Costumo espalhar-me pelos corredores das estações de trem ou metrô. Desloco-me
com maior ou menor dificuldade, dependendo da minha concentração. Não penso, ou
melhor, sou dotada de um pensamento coletivo.
Às vezes travo; e isto
geralmente acontece nas saídas das escadas ou esteiras rolantes. Nestas ocasiões,
minha densidade aumenta a tal ponto que chego a ficar paralisada. Minhas partículas
se desesperam, porque se veem sem saída, umas prendendo as outras. Por trás é a
escada ou esteira rolante que não para de empurrar para frente, aonde tudo vai
amontoando... Aí então começam os meus movimentos descontrolados. Perco a compostura.
Meu equilíbrio é instável,
e pode ser afetado por uma interferência mínima qualquer. Mínima para mim, com
minhas gigantescas proporções, mas que pode ser uma situação dramática para
algumas de minhas partículas. Por exemplo, um empurrão, um grito, ou até um
tiro, tudo isto para mim são coisas pequenas, pois é uma questão de
relatividade. Se você sente uma agulhada momentânea, localizada em algum ponto
qualquer do corpo, sem consequência alguma, vai se preocupar com isso? Lógico
que não! Pois é o que deveria acontecer comigo. Mas o problema é que minhas “células-pessoas”

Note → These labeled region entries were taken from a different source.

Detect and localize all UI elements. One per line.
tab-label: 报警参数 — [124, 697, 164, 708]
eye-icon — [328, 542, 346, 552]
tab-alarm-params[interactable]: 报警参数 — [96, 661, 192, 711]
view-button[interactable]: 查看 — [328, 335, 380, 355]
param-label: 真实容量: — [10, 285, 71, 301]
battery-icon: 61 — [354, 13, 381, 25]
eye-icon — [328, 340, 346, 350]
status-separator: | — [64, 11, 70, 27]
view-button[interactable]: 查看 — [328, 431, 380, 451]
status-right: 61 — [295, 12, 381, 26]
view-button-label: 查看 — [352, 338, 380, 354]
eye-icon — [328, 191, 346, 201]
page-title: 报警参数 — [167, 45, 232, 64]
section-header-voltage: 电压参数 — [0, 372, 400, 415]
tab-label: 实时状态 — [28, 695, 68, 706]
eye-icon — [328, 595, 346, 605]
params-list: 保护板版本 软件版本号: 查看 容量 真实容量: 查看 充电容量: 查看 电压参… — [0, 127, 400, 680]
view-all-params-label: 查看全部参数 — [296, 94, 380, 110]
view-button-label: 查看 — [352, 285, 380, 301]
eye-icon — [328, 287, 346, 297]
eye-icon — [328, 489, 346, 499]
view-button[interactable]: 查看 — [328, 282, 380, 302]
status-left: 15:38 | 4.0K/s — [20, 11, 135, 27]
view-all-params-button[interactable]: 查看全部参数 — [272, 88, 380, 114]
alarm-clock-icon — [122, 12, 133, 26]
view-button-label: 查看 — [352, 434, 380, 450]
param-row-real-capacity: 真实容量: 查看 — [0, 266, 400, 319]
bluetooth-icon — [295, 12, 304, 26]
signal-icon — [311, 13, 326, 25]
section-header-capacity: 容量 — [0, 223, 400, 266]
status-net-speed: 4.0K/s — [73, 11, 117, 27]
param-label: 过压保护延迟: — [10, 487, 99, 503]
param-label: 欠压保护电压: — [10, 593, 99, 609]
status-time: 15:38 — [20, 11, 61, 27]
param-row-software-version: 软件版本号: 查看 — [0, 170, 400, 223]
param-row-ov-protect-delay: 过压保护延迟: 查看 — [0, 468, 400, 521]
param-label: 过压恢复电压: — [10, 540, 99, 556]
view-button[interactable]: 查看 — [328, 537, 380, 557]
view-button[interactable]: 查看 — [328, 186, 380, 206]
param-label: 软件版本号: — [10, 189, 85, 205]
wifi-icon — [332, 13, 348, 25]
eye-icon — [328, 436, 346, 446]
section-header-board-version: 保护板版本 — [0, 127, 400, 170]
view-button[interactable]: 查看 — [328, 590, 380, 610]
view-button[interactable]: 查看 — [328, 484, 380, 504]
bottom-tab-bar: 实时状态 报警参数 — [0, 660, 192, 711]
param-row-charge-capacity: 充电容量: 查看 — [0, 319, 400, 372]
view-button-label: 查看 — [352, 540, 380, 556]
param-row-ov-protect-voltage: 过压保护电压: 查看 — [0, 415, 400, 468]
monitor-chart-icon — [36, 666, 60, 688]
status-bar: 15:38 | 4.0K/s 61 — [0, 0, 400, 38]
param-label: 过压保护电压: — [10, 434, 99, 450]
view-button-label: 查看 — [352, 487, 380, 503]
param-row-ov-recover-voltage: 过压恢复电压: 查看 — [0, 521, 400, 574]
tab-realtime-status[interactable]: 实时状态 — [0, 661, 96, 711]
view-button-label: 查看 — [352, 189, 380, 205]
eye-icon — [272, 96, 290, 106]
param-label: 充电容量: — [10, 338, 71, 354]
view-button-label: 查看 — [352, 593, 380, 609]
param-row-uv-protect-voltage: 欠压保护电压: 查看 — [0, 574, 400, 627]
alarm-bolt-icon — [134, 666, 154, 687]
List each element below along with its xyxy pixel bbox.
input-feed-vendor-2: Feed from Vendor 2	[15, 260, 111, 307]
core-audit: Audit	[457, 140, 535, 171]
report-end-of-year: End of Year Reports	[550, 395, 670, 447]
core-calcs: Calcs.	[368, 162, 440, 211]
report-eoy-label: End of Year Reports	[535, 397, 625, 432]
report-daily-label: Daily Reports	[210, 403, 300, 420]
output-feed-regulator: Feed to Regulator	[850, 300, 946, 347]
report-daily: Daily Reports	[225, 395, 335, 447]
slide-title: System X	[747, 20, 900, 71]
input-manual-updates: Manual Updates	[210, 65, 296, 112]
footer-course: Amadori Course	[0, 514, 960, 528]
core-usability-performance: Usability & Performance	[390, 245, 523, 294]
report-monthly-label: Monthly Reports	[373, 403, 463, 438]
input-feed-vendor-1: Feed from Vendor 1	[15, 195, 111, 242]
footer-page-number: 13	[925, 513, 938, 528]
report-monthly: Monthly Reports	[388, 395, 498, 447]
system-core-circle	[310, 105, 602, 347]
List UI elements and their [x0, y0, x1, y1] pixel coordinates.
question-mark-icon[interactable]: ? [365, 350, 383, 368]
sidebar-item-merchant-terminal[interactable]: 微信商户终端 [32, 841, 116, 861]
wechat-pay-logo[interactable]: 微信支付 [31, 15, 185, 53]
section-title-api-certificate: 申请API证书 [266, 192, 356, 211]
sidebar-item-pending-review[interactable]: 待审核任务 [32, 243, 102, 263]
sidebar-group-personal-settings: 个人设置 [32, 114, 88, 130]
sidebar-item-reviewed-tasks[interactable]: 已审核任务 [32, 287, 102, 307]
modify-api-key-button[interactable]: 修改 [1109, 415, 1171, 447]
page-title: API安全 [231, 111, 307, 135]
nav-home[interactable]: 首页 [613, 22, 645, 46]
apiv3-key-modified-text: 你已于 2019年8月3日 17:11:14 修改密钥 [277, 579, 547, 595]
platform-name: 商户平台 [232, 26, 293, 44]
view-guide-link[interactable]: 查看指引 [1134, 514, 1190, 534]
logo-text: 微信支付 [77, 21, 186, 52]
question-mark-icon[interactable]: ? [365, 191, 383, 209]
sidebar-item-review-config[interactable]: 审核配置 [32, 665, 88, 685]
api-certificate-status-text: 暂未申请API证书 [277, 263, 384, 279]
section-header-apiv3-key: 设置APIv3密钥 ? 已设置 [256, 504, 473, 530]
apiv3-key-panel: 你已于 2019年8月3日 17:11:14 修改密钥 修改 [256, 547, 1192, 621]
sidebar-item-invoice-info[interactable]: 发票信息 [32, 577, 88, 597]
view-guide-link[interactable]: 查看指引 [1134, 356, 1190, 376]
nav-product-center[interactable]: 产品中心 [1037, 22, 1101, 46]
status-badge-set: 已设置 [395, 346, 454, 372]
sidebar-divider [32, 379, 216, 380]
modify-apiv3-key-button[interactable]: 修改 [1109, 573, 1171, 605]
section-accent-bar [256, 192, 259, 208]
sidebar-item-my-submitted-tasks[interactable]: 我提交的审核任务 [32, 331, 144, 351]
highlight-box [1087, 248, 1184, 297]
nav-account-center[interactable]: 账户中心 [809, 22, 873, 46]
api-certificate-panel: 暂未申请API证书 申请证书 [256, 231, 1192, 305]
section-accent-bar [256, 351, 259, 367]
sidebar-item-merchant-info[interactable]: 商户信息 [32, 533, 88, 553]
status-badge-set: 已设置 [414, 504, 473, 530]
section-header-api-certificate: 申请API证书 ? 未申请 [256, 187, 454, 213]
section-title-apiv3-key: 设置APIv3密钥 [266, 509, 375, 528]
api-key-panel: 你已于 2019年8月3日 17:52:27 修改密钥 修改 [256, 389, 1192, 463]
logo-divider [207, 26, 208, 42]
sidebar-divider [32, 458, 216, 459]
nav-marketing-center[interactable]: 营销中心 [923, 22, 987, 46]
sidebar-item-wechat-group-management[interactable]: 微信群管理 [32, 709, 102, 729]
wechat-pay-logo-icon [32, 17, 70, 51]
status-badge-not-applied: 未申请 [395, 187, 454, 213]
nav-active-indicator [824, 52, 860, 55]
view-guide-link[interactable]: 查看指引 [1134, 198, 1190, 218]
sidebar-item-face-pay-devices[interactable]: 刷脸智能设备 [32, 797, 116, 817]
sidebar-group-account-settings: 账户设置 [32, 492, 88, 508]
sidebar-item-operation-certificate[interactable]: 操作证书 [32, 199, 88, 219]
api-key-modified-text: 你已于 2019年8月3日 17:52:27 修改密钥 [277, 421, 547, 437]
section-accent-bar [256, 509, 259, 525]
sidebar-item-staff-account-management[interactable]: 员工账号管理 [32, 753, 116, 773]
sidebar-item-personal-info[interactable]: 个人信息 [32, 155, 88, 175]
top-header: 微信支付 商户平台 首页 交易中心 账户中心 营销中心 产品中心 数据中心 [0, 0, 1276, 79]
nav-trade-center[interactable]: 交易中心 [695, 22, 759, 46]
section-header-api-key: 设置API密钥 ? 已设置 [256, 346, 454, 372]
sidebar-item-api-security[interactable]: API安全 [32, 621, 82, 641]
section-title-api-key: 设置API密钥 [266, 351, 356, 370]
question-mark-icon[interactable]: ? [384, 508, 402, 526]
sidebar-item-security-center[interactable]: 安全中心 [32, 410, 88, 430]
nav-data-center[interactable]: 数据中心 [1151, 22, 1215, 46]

são muito sensíveis. Vão transmitindo e reagindo umas com as outras, reação em
cadeia que vai se espalhando e amplificando...
Muitas vezes, meu
pensamento coletivo é irracional, diria que até bestial, o que pode parecer
incoerente, visto que cada um dos meus ínfimos elementos se julga tão inteligente.
É quando a soma das partes dá algo bem menor que o todo. Isto acontece quando,
por algum motivo, acredito estar passando por algum perigo. Verdadeira ou não,
esta sensação em mim provoca grandes convulsões. Sou capaz de tudo. É por isso
que dizem que sou imprevisível.
Os políticos, líderes e
ditadores, todos eles me adoram. Conduzem-me por caminhos convenientes, quase
nunca os melhores. Sabem muito bem da minha força, conhecem o poder
transformador que tenho. Pena que sou muito manipulável, sugestionável, e não
sei distinguir quem está querendo o meu bem de quem não está...
Mas tudo bem, vou tocando
a vida, pelos corredores das estações de trem ou do metrô, em frente aos palanques,
palcos, inundando ruas... Aonde quer que eu esteja, serei sempre a mesma. Irracional,
instável, bestial, imprevisível, manipulável, ingênua... Esta sou eu. Meu nome é
multidão.
2 comentários:
Parabéns Amigo!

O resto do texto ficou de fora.